There comes the point in your life where you think: enough is enough. With marriage, the same principles apply. For whatever reason triggered your decision for divorce, you’ve probably also asked yourself—‘Will this affect my child? Should we continue to be together for the sake of our children?’ Thoughts such as these may cause feelings of anxiety and worry in you. You want what’s best for your family, even if you sacrifice your feelings along the way.
According to Susan Winter, coaching professional, “relationships are organic. They shift and evolve due to circumstances. You can start off being in-love with someone, then falling into a comfortable pattern of loving them, but not necessarily feel that initial in-love spark anymore.” Deciding on divorce is a huge sacrifice for you and your spouse, but sometimes it’s also the ideal outcome out of any situation. A lot of things have to be dealt with and settled before the separation. From wealth and material belongings to the time you spend with your children should be planned and discussed beforehand. For most divorced couples workout their fair share in parenting before signing the papers because the welfare of their children always come first.

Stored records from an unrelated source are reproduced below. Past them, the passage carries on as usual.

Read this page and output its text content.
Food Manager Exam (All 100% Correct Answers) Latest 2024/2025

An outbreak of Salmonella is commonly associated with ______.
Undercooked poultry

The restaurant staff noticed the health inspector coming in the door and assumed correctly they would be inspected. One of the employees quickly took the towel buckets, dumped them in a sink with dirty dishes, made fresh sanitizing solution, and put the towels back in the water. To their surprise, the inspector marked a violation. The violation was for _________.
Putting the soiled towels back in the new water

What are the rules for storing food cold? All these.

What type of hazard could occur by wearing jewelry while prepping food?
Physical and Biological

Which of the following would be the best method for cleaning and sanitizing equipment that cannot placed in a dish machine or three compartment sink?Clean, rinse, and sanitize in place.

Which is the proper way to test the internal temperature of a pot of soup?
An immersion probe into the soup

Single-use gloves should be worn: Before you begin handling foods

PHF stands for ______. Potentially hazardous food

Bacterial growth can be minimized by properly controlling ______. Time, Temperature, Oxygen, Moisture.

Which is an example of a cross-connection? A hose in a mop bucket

The days that follow a divorce is always rough. The magnitude of the event is just sinking in, your children adjusting to the reality of their parents no longer sharing a single roof. The cold atmosphere, tense situations, and the mood within your house are overall gloomy. It is perfectly normal. Going through a divorce isn’t a simple phenomenon. Everyone in the family is affected and involved. It’s naturally going to take some adjustments. “Divorce creates emotional turmoil for the entire family, but for kids, the situation can be quite scary, confusing, and frustrating,” says Amy Morin, LCSW. But after a month or so, you notice that your children still feel hesitant to talk to you. You realize something has changed. They might be distracted or sad all the time. What should you do?

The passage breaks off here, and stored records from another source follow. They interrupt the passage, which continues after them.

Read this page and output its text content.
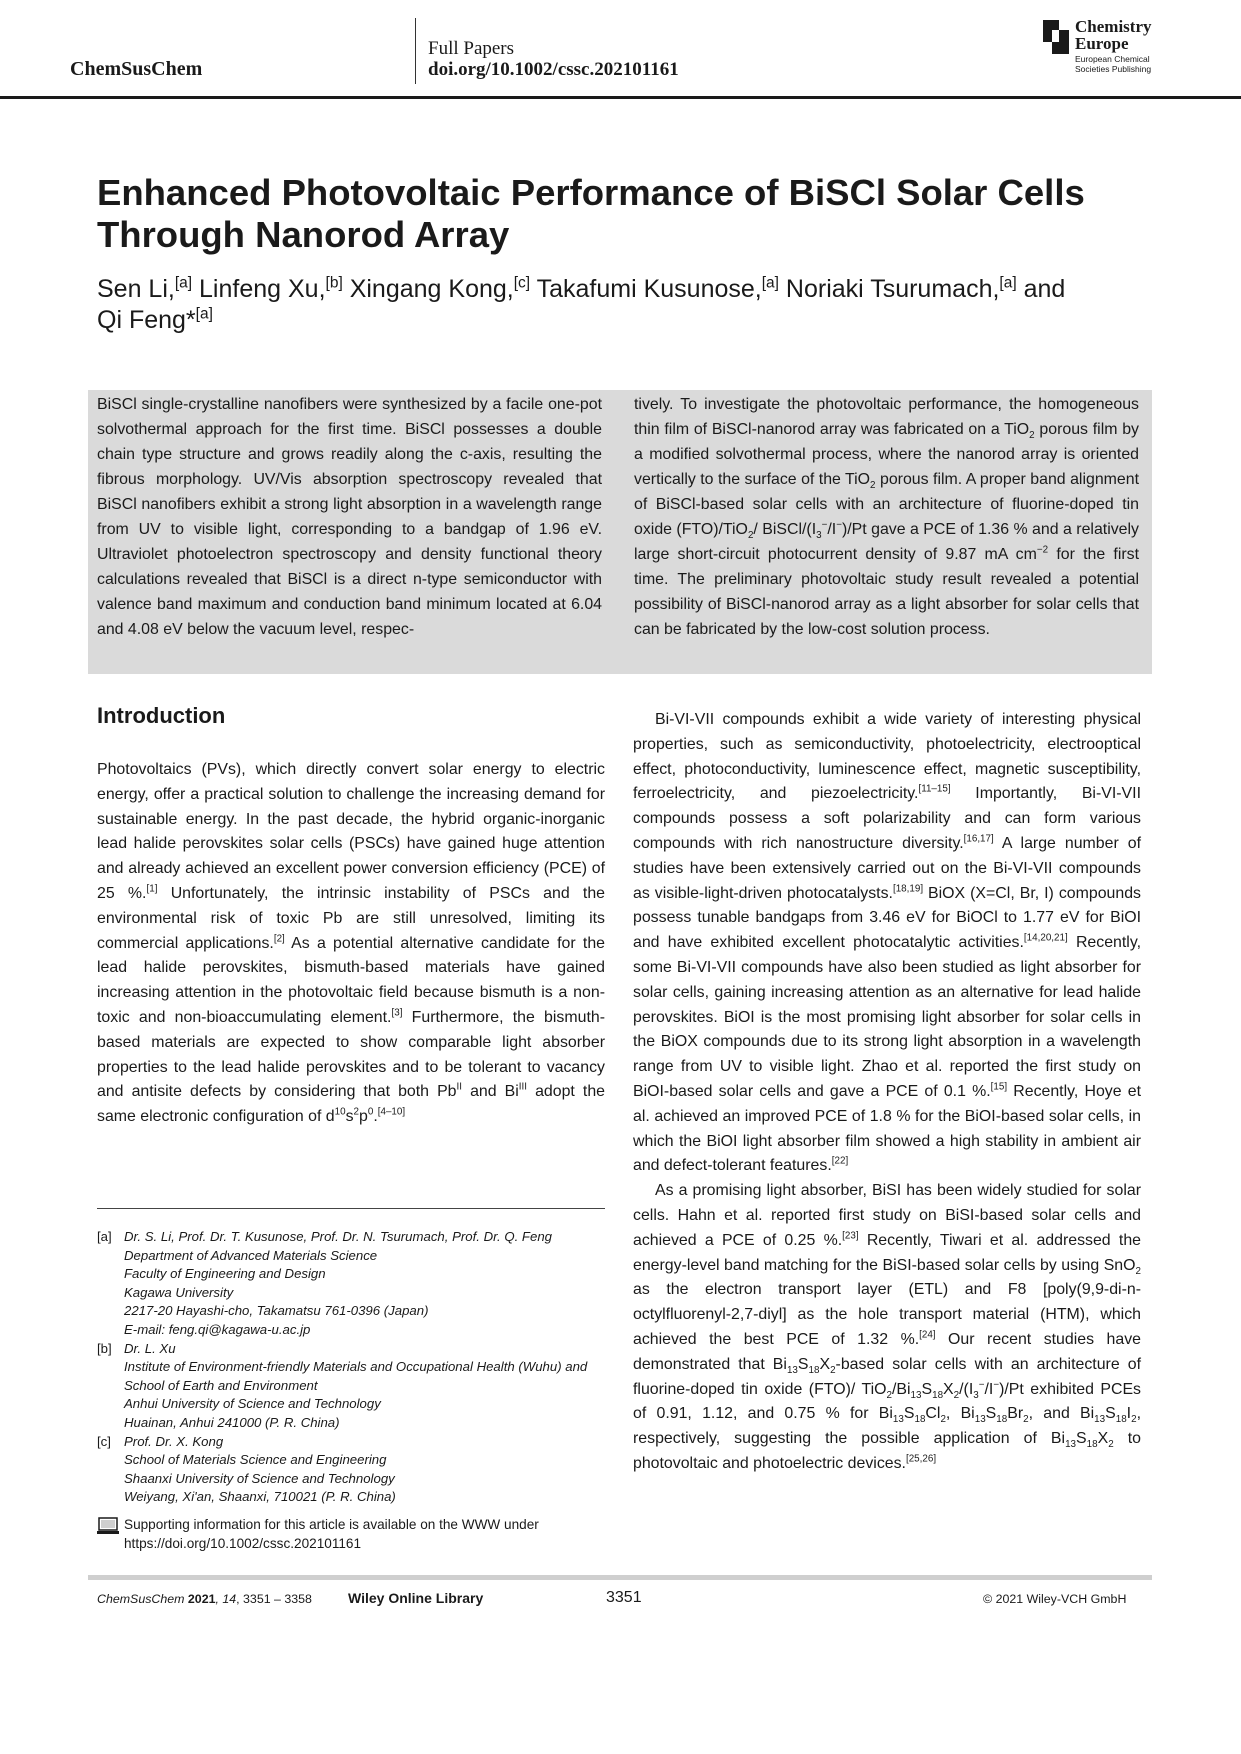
ChemSusChem
Full Papers
doi.org/10.1002/cssc.202101161
Chemistry
Europe
European Chemical
Societies Publishing
Enhanced Photovoltaic Performance of BiSCl Solar Cells
Through Nanorod Array
Sen Li,[a] Linfeng Xu,[b] Xingang Kong,[c] Takafumi Kusunose,[a] Noriaki Tsurumach,[a] and
Qi Feng*[a]
BiSCl single-crystalline nanofibers were synthesized by a facile one-pot solvothermal approach for the first time. BiSCl possesses a double chain type structure and grows readily along the c-axis, resulting the fibrous morphology. UV/Vis absorption spectroscopy revealed that BiSCl nanofibers exhibit a strong light absorption in a wavelength range from UV to visible light, corresponding to a bandgap of 1.96 eV. Ultraviolet photoelectron spectroscopy and density functional theory calculations revealed that BiSCl is a direct n-type semiconductor with valence band maximum and conduction band minimum located at 6.04 and 4.08 eV below the vacuum level, respec-
tively. To investigate the photovoltaic performance, the homogeneous thin film of BiSCl-nanorod array was fabricated on a TiO$_2$ porous film by a modified solvothermal process, where the nanorod array is oriented vertically to the surface of the TiO$_2$ porous film. A proper band alignment of BiSCl-based solar cells with an architecture of fluorine-doped tin oxide (FTO)/TiO$_2$/ BiSCl/$(I_3^-/I^-)/Pt$ gave a PCE of 1.36 % and a relatively large short-circuit photocurrent density of 9.87 mA $cm^{-2}$ for the first time. The preliminary photovoltaic study result revealed a potential possibility of BiSCl-nanorod array as a light absorber for solar cells that can be fabricated by the low-cost solution process.
Introduction

Photovoltaics (PVs), which directly convert solar energy to electric energy, offer a practical solution to challenge the increasing demand for sustainable energy. In the past decade, the hybrid organic-inorganic lead halide perovskites solar cells (PSCs) have gained huge attention and already achieved an excellent power conversion efficiency (PCE) of 25 %.[1] Unfortunately, the intrinsic instability of PSCs and the environmental risk of toxic Pb are still unresolved, limiting its commercial applications.[2] As a potential alternative candidate for the lead halide perovskites, bismuth-based materials have gained increasing attention in the photovoltaic field because bismuth is a non-toxic and non-bioaccumulating element.[3] Furthermore, the bismuth-based materials are expected to show comparable light absorber properties to the lead halide perovskites and to be tolerant to vacancy and antisite defects by considering that both $Pb^{II}$ and $Bi^{III}$ adopt the same electronic configuration of $d^{10}s^2p^0.[4-10]$

Bi-VI-VII compounds exhibit a wide variety of interesting physical properties, such as semiconductivity, photoelectricity, electrooptical effect, photoconductivity, luminescence effect, magnetic susceptibility, ferroelectricity, and piezoelectricity.[11–15] Importantly, Bi-VI-VII compounds possess a soft polarizability and can form various compounds with rich nanostructure diversity.[16,17] A large number of studies have been extensively carried out on the Bi-VI-VII compounds as visible-light-driven photocatalysts.[18,19] BiOX (X=Cl, Br, I) compounds possess tunable bandgaps from 3.46 eV for BiOCl to 1.77 eV for BiOI and have exhibited excellent photocatalytic activities.[14,20,21] Recently, some Bi-VI-VII compounds have also been studied as light absorber for solar cells, gaining increasing attention as an alternative for lead halide perovskites. BiOI is the most promising light absorber for solar cells in the BiOX compounds due to its strong light absorption in a wavelength range from UV to visible light. Zhao et al. reported the first study on BiOI-based solar cells and gave a PCE of 0.1 %.[15] Recently, Hoye et al. achieved an improved PCE of 1.8 % for the BiOI-based solar cells, in which the BiOI light absorber film showed a high stability in ambient air and defect-tolerant features.[22]

As a promising light absorber, BiSI has been widely studied for solar cells. Hahn et al. reported first study on BiSI-based solar cells and achieved a PCE of 0.25 %.[23] Recently, Tiwari et al. addressed the energy-level band matching for the BiSI-based solar cells by using SnO$_2$ as the electron transport layer (ETL) and F8 [poly(9,9-di-n-octylfluorenyl-2,7-diyl] as the hole transport material (HTM), which achieved the best PCE of 1.32 %.[24] Our recent studies have demonstrated that $Bi_{13}S_{18}X_2$-based solar cells with an architecture of fluorine-doped tin oxide (FTO)/ $TiO_2/Bi_{13}S_{18}X_2/(I_3^-/I^-)/Pt$ exhibited PCEs of 0.91, 1.12, and 0.75 % for $Bi_{13}S_{18}Cl_2$, $Bi_{13}S_{18}Br_2$, and $Bi_{13}S_{18}I_2$, respectively, suggesting the possible application of $Bi_{13}S_{18}X_2$ to photovoltaic and photoelectric devices.[25,26]

[a] Dr. S. Li, Prof. Dr. T. Kusunose, Prof. Dr. N. Tsurumach, Prof. Dr. Q. Feng
Department of Advanced Materials Science
Faculty of Engineering and Design
Kagawa University
2217-20 Hayashi-cho, Takamatsu 761-0396 (Japan)
E-mail: feng.qi@kagawa-u.ac.jp
[b] Dr. L. Xu
Institute of Environment-friendly Materials and Occupational Health (Wuhu) and School of Earth and Environment
Anhui University of Science and Technology
Huainan, Anhui 241000 (P. R. China)
[c] Prof. Dr. X. Kong
School of Materials Science and Engineering
Shaanxi University of Science and Technology
Weiyang, Xi'an, Shaanxi, 710021 (P. R. China)
Supporting information for this article is available on the WWW under https://doi.org/10.1002/cssc.202101161
ChemSusChem 2021, 14, 3351 – 3358	Wiley Online Library	3351	© 2021 Wiley-VCH GmbH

Signs Your Child May Need A Therapist
Following a divorce, your child may feel lonely, a sense of loss, fearful and anxious, angry, rejected and even insecure. “Unfortunately, many kids will experience divorce as traumatic in part due to the parents’ fighting, blaming each other, while the kids are in the middle,” according to Michelle Farris, LMFT. How can you determine which symptoms are out of the norm and require special attention from a therapist? Here are some signs that tell you if your child needs therapy, or not:
- Your child begins exhibiting extreme behavior.
Sudden emotional outbursts like screaming, yelling and getting mad at you which they’ve never done before is usually a sign that your child may need outside intervention. Depending on your child’s age, this might be his subtle way of dealing with the confusing pool of emotions suddenly locked inside of him after the divorce.

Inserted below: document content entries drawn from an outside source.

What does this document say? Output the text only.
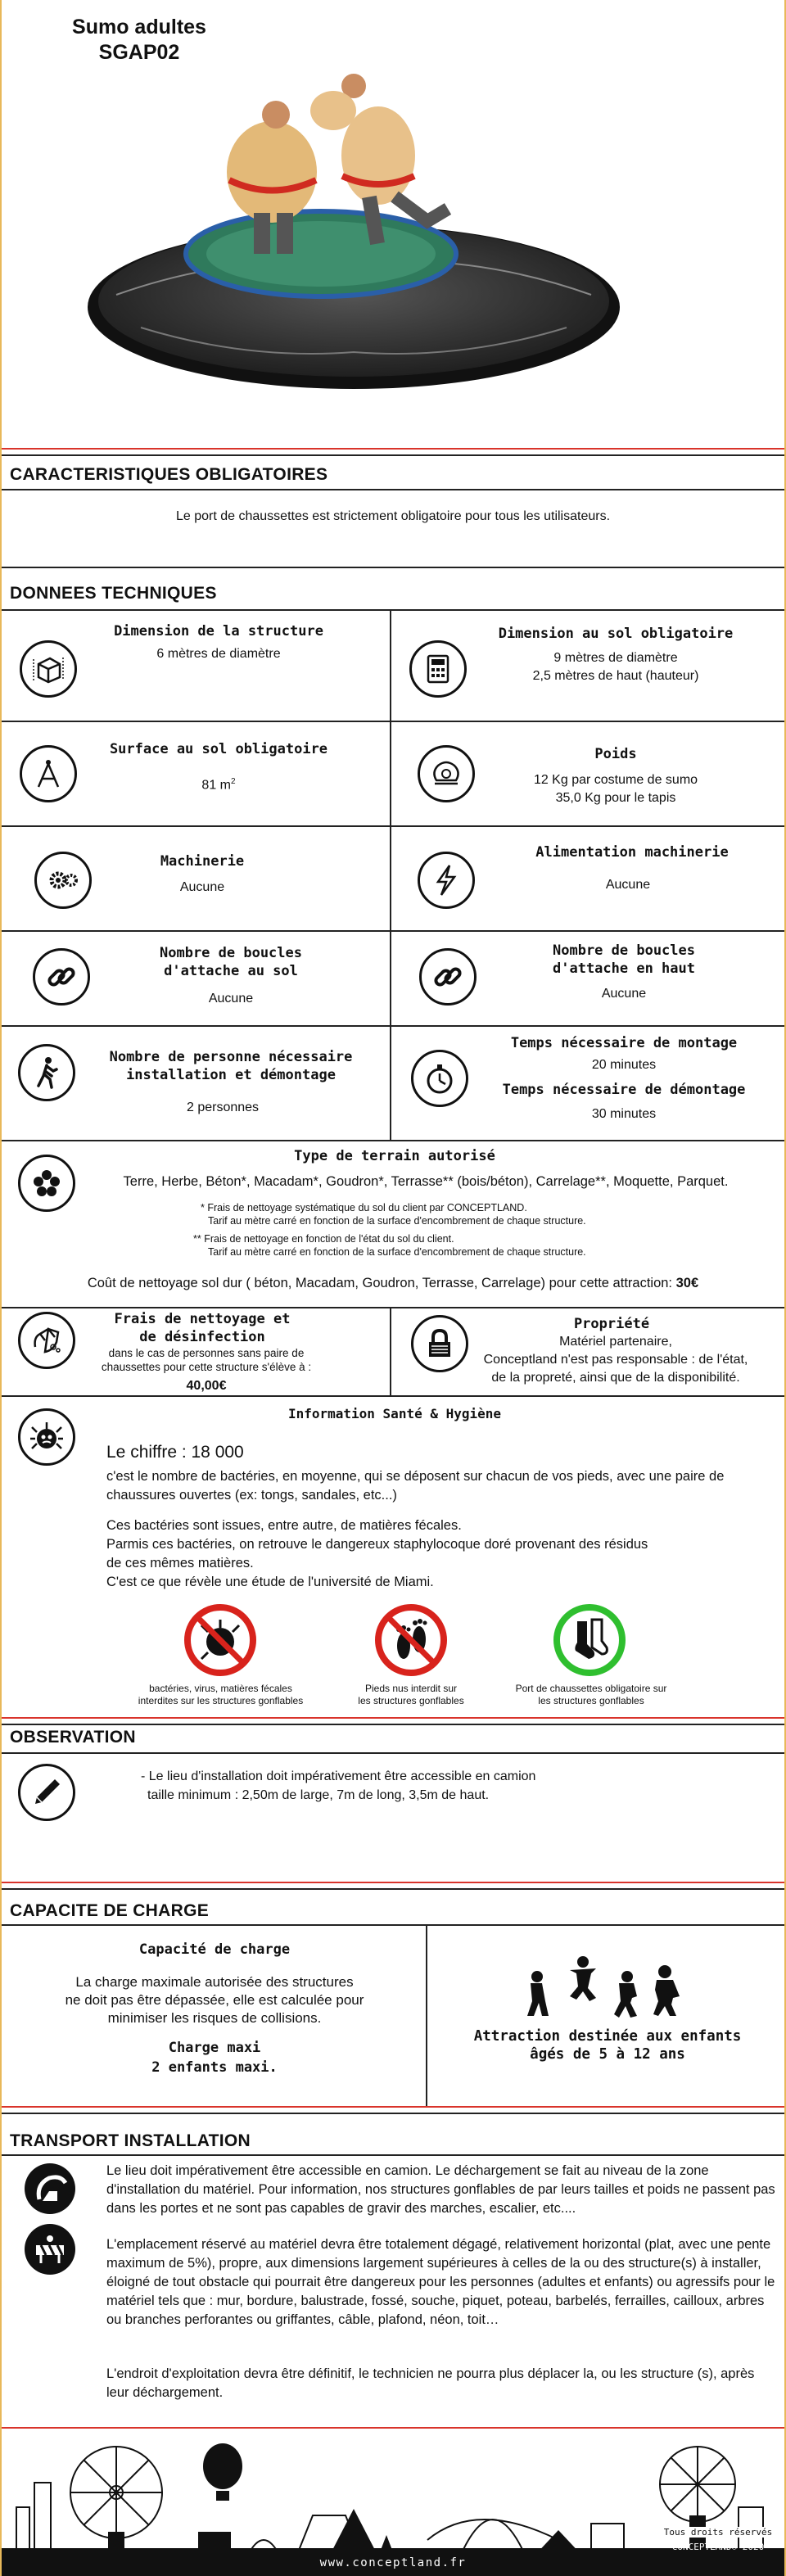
Sumo adultes
SGAP02
CARACTERISTIQUES OBLIGATOIRES
Le port de chaussettes est strictement obligatoire pour tous les utilisateurs.
DONNEES TECHNIQUES
Dimension de la structure
6 mètres de diamètre
Dimension au sol obligatoire
9 mètres de diamètre
2,5 mètres de haut (hauteur)
Surface au sol obligatoire
81 $m^2$
Poids
12 Kg par costume de sumo
35,0 Kg pour le tapis
Machinerie
Aucune
Alimentation machinerie
Aucune
Nombre de boucles
d'attache au sol
Aucune
Nombre de boucles
d'attache en haut
Aucune
Nombre de personne nécessaire
installation et démontage
2 personnes
Temps nécessaire de montage
20 minutes
Temps nécessaire de démontage
30 minutes
Type de terrain autorisé
Terre, Herbe, Béton*, Macadam*, Goudron*, Terrasse** (bois/béton), Carrelage**, Moquette, Parquet.
* Frais de nettoyage systématique du sol du client par CONCEPTLAND.
Tarif au mètre carré en fonction de la surface d'encombrement de chaque structure.
** Frais de nettoyage en fonction de l'état du sol du client.
Tarif au mètre carré en fonction de la surface d'encombrement de chaque structure.
Coût de nettoyage sol dur ( béton, Macadam, Goudron, Terrasse, Carrelage) pour cette attraction: 30€
Frais de nettoyage et
de désinfection
dans le cas de personnes sans paire de
chaussettes pour cette structure s'élève à :
40,00€
Propriété
Matériel partenaire,
Conceptland n'est pas responsable : de l'état,
de la propreté, ainsi que de la disponibilité.
Information Santé & Hygiène
Le chiffre : 18 000
c'est le nombre de bactéries, en moyenne, qui se déposent sur chacun de vos pieds, avec une paire de
chaussures ouvertes (ex: tongs, sandales, etc...)
Ces bactéries sont issues, entre autre, de matières fécales.
Parmis ces bactéries, on retrouve le dangereux staphylocoque doré provenant des résidus
de ces mêmes matières.
C'est ce que révèle une étude de l'université de Miami.
bactéries, virus, matières fécales
interdites sur les structures gonflables
Pieds nus interdit sur
les structures gonflables
Port de chaussettes obligatoire sur
les structures gonflables
OBSERVATION
- Le lieu d'installation doit impérativement être accessible en camion
taille minimum : 2,50m de large, 7m de long, 3,5m de haut.
CAPACITE DE CHARGE
Capacité de charge
La charge maximale autorisée des structures
ne doit pas être dépassée, elle est calculée pour
minimiser les risques de collisions.
Charge maxi
2 enfants maxi.
Attraction destinée aux enfants
âgés de 5 à 12 ans
TRANSPORT INSTALLATION
Le lieu doit impérativement être accessible en camion. Le déchargement se fait au niveau de la zone d'installation du matériel. Pour information, nos structures gonflables de par leurs tailles et poids ne passent pas dans les portes et ne sont pas capables de gravir des marches, escalier, etc....
L'emplacement réservé au matériel devra être totalement dégagé, relativement horizontal (plat, avec une pente maximum de 5%), propre, aux dimensions largement supérieures à celles de la ou des structure(s) à installer, éloigné de tout obstacle qui pourrait être dangereux pour les personnes (adultes et enfants) ou agressifs pour le matériel tels que : mur, bordure, balustrade, fossé, souche, piquet, poteau, barbelés, ferrailles, cailloux, arbres ou branches perforantes ou griffantes, câble, plafond, néon, toit…
L'endroit d'exploitation devra être définitif, le technicien ne pourra plus déplacer la, ou les structure (s), après leur déchargement.
www.conceptland.fr
Tous droits réservés
CONCEPTLAND© 2020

- Your younger child shows regressive behavior.
When under extreme stress or undergoing strong emotional stress, children may regress to their childish behavior. For example, a potty-trained child may begin wetting his bed again, or a child who can feed himself chooses not to and refuses to eat until an adult feeds him. If your younger child starts showing regressive behavior, it might be a sign that he’s more affected by the divorce than he’s allowing himself to explain.
- Your child acts out of line.
When your child starts doing things out of his character, then that’s usually a warning sign that something is wrong mentally and emotionally. When a mostly quiet child suddenly becomes hyperactive and talkative, be wary. Likewise with a chatty kid swiftly growing too shy to speak. Stress manifests in different ways, and children have it especially hard. With no prior experience of how to healthily let out their emotions, these children may adopt unhealthy coping methods and outrageous, risky behavior.
- Your child isolates himself/shows disinterest in his hobbies.
Though feelings of sadness and disorientation after a divorce is commonplace when your child suddenly separates himself and shows disinterest in most, if not all, of his hobbies, then that’s something you should look out for. These are warning signs for depression and anxiety and other mental conditions that require a therapist’s help. When your child starts rejecting the company of other people and the joy of doing his hobbies, then you know something is wrong.
Seeing A Family Counselor
Help your child find a healthy outlet for his emotions, and schedule weekly sessions with a family counselor. Trust your instincts. See if the normal off-put feelings your child has been experiencing for almost a month now consequents a visit to the therapist. Family counselors specialize in working families through the divorce process and find healing in each other. It might be hard to bounce back from the emotional turmoil the process of divorce puts you and your family through. But with the help of a family counselor guiding you through, you’ll get there eventually.
Additionally, don’t wait for warning signs to show up before you take your family to weekly family counseling sessions. Therapy sessions don’t just strictly work with mental illnesses. But, attending weekly counseling sessions can also help you understand what you’re going through emotionally, mentally and psychologically. Through this, you can prevent the unresolved conflict from developing into the trauma.